The White House has invited Egypt's recently elected president Muhammad Morsi to visit the U.S. in September, as the Obama administration's latest overture to Egypt's newly empowered Islamists.
For years, the United States viewed Islamist organizations like the Muslim Brotherhood warily and steadfastly supported the government of former president Hosni Mubarak. The Brotherhood, a decades-old Islamist movement, was tolerated but de facto repressed under the Mubarak regime.
But the Arab Spring upended that order, pushing Mubarak from power and making the Muslim Brotherhood's Freedom and Justice Party the best-organized political force in Egypt. After it became clear that the Freedom and Justice Party would dominate parliamentary elections, the United States began reaching out.
The announcement of Morsi's visit comes as the newly elected Egyptian leader is locked in an intensifying confrontation with Egypt's military council, which has governed the country since Mubarak's ouster. The generals have moved in recent days to dissolve Egypt's parliament shortly after its election and curb the powers of the presidency.
Reuters reported that Obama has extended an invitation to Morsi. After meeting with Morsi in Cairo, U.S. Deputy Secretary of State William Burns heralded his promise to stand by international peace treaties. Egypt's treaty with Israel is viewed as a cornerstone of regional stability.
We have taken careful note and appreciated President Morsi's public statements about a commitment to international obligations, and we certainly attach great importance to Egypt's continuing role as a force for peace, Burns told Reuters.
The United States has traditionally safeguarded that status quo by furnishing Egypt's military, which exerts vast control over Egypt's government, with billions of dollars in aid.

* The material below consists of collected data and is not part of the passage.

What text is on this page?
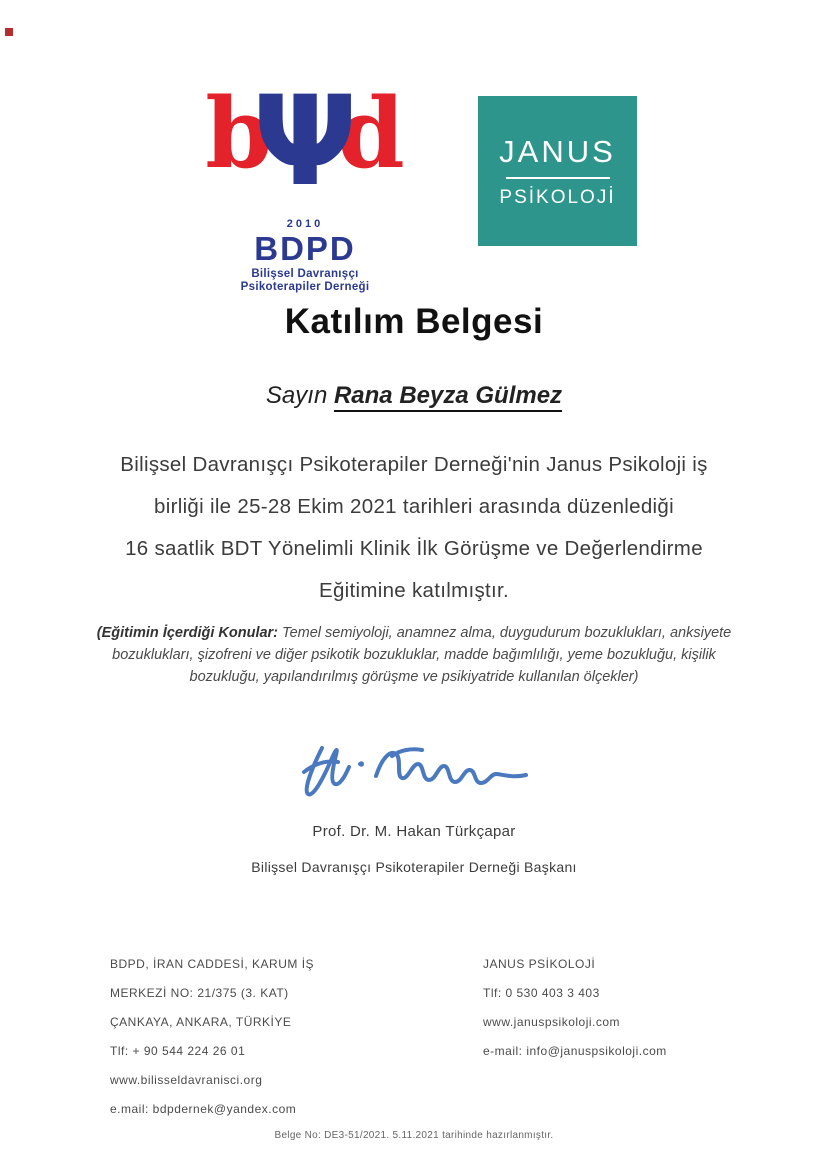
b
Ψ
d
2010
BDPD
Bilişsel Davranışçı
Psikoterapiler Derneği
JANUS
PSİKOLOJİ
Katılım Belgesi
Sayın Rana Beyza Gülmez
Bilişsel Davranışçı Psikoterapiler Derneği'nin Janus Psikoloji iş
birliği ile 25-28 Ekim 2021 tarihleri arasında düzenlediği
16 saatlik BDT Yönelimli Klinik İlk Görüşme ve Değerlendirme
Eğitimine katılmıştır.
(Eğitimin İçerdiği Konular: Temel semiyoloji, anamnez alma, duygudurum bozuklukları, anksiyete bozuklukları, şizofreni ve diğer psikotik bozukluklar, madde bağımlılığı, yeme bozukluğu, kişilik bozukluğu, yapılandırılmış görüşme ve psikiyatride kullanılan ölçekler)
Prof. Dr. M. Hakan Türkçapar
Bilişsel Davranışçı Psikoterapiler Derneği Başkanı
BDPD, İRAN CADDESİ, KARUM İŞ
MERKEZİ NO: 21/375 (3. KAT)
ÇANKAYA, ANKARA, TÜRKİYE
Tlf: + 90 544 224 26 01
www.bilisseldavranisci.org
e.mail: bdpdernek@yandex.com
JANUS PSİKOLOJİ
Tlf: 0 530 403 3 403
www.januspsikoloji.com
e-mail: info@januspsikoloji.com
Belge No: DE3-51/2021. 5.11.2021 tarihinde hazırlanmıştır.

Lawmakers threatened to withhold the money this year after Egypt arrested and tried several Americans working for nongovernmental organizations, but the U.S. ultimately sent Egypt the $1.3 billion Congress had allocated before the dispute.
The intensifying confrontation between the Muslim Brotherhood and the military council could also put the White House in a difficult position, particularly if the generals continue to undermine Egypt's democratically elected government.